Dr. Stinson expertly gave a clear and comprehensive view of the state of our economy:

  • We are in a recession. Expect loss  of 55,000 jobs in Minnesota in 2009, across all sectors.
  • FY 2010-11 revenues are down $3.3 billion from end-of-session estimates back in May.
  • Watch job growth for signs of an economic recovery. National monthly job growth of 150,000 jobs indicates “normal” growth.
  • Some good news: Minnesota was recently able to sell $300 million worth of bonds. We couldn’t have done that in October.
  • The federal economic recovery package could be helpful in the short-term, and provide an estimated several hundred million dollars to the state in FY 2009 and something in the ballpark of $600 million in FY 2010-11.

If you missed this event and want to hear about future events, subscribe to our email newsletter.

-Katherine Blauvelt


February Forecast: Yep, we’re in a recession

March 7, 2008

State economist Tom Stinson has been saying for a while that Minnesota is in a recession, and the new February Forecast assumes that is the case as well. The forecast assumes that the national economy is in a recession, but that the situation brightens in the second half of the year, as the federal stimulus plan starts to have an impact. After that, it’s slow growth in the beginning of 2009.

Not good news, but I don’t think anyone was expecting any. So the numbers are these:

  • $935 million budget deficit for FY 2008-09
  • $2.1 billion deficit for FY 2010-11 if the impact of inflation is included.

- Nan Madden


Raising taxes can be better than cutting spending

February 8, 2008

When facing budget deficits, lawmakers have several choices for addressing the problem. Most people seem to assume that raising taxes is the worst option. Not true. At a joint hearing in the Minnesota House this week, Paul Anton, chief economist at Wilder Research, pointed out that raising taxes to fight an economic downturn may be better for the economy than cutting spending. (You can listen to the audio for the February 6th hearing on-line.)

Why? If the goal is to keep money flowing in the economy, protecting state spending is a pretty sure bet. Every dollar of state government spending is just that…dollars that are guaranteed to go out the door. If you cut spending to fix a deficit, you are pulling those dollars away from services that were going to use those funds. And even worse, they were very likely to spend those dollars in Minnesota.
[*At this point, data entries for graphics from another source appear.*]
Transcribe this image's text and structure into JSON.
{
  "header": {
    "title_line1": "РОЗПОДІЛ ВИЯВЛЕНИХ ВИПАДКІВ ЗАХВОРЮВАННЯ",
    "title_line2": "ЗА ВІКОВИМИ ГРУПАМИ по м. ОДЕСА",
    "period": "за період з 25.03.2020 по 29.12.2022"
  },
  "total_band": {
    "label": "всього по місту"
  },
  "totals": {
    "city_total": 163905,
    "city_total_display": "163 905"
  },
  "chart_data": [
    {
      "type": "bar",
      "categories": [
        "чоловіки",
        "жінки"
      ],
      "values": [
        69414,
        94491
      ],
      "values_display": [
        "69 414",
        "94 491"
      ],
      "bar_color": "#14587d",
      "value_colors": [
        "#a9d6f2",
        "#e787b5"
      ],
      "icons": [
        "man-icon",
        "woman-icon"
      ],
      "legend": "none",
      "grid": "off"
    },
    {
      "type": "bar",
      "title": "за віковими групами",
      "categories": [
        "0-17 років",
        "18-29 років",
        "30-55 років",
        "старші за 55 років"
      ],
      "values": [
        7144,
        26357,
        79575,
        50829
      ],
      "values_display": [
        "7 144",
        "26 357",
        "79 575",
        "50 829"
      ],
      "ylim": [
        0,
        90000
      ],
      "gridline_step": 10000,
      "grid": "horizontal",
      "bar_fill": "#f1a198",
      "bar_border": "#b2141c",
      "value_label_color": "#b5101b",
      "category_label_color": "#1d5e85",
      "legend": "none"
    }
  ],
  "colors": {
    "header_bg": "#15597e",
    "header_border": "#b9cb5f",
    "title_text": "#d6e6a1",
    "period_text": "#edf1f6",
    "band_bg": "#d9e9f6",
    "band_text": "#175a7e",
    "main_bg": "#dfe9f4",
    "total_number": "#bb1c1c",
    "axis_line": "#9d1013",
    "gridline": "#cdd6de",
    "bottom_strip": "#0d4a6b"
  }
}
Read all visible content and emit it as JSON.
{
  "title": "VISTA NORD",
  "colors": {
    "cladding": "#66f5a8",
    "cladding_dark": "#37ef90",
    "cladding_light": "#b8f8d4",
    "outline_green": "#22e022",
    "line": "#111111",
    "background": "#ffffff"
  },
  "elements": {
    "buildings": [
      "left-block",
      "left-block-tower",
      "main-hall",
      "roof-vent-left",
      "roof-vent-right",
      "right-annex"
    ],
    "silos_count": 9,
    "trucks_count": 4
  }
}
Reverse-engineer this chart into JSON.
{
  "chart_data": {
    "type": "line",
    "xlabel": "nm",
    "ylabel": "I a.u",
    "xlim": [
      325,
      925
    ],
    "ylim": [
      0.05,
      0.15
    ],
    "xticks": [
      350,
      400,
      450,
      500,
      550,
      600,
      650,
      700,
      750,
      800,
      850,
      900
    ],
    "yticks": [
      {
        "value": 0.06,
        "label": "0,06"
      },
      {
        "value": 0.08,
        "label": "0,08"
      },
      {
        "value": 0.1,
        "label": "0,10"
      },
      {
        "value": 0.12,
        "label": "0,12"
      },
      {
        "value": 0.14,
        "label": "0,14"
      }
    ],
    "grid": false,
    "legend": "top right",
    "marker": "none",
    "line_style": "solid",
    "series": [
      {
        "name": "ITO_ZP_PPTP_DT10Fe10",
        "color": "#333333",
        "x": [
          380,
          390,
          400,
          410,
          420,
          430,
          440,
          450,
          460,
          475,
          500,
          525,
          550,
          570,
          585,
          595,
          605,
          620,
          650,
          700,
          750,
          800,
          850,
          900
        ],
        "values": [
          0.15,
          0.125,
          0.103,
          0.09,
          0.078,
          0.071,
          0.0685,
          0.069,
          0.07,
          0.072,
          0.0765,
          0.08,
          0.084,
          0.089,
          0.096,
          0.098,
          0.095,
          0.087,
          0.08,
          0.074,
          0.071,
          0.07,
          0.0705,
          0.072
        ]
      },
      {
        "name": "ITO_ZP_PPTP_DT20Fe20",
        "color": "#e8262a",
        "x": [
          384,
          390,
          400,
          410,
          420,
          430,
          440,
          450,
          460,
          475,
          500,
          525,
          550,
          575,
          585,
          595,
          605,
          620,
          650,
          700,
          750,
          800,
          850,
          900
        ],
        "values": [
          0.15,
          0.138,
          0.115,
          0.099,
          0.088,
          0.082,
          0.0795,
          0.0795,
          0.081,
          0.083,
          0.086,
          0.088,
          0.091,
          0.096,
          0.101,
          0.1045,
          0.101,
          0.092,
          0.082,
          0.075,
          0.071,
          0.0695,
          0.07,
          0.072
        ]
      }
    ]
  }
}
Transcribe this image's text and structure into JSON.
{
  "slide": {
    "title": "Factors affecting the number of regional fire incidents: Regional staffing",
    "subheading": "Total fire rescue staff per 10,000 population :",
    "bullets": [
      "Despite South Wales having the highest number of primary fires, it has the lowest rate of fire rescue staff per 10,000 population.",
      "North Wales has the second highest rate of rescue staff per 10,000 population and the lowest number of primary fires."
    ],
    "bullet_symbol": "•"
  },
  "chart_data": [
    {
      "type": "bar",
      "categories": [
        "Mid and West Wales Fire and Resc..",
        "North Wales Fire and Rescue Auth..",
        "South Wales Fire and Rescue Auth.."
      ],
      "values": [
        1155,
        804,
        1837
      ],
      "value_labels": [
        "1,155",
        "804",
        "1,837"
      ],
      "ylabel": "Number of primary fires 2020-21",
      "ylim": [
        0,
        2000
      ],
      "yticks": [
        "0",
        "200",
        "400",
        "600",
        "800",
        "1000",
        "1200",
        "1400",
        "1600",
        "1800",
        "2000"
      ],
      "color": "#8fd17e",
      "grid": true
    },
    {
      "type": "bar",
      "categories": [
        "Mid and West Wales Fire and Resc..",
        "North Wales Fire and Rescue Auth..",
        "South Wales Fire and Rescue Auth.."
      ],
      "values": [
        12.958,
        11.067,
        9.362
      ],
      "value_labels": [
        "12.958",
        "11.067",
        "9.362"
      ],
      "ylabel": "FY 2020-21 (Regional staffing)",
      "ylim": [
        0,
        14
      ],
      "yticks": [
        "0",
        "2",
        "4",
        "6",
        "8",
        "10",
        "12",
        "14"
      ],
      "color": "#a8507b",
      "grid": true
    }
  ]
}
Nobel Prize winner Joseph Stiglitz and Congressional Budget Office director Peter Orzsag have argued that a better option is to raise taxes, particularly on higher-income households. Those families are likely to maintain their same level of consumption, but perhaps save a little less. They conclude in their paper that, “reductions in government spending on goods and services, or reductions in transfer payments to lower-income families, are likely to be more damaging to the economy in the short run than tax increases focused on higher-income families.”

By preserving state spending and raising progressive taxes, Minnesota can most effectively use the tools the state has at its disposal to rejuvenate the economy. 

-Christina Wessel


State agencies directed to brace for deficit

February 4, 2008

Back in November, we learned that the state is now expecting a $373 million deficit for the current biennium. In response, the Minnesota Department of Finance issued a memo in January directing all state agencies to submit proposals that would cut their general fund budget by 3% for FY 2009. The memo directs that these cuts should be permanent, and should look at “rolling back increased spending” in state grant programs.

The latest Economic Update, released by the Dept. of Finance last month, does not offer much good news either. Although revenues are ahead of forecast projections, the increase may be because of timing, rather than a stronger economy. Instead, the Update warns that “policymakers are in largely uncharted territory” as they try to prevent a slowdown from turning into a recession.

Clearly, policymakers face a challenge as they begin the 2008 Legislative Session. But we would remind them of the principles for good fiscal policy we laid out last time Minnesota faced a recession: the most important being that we should not respond with decisions that make the recession worse for those Minnesotans least able to weather the downturn.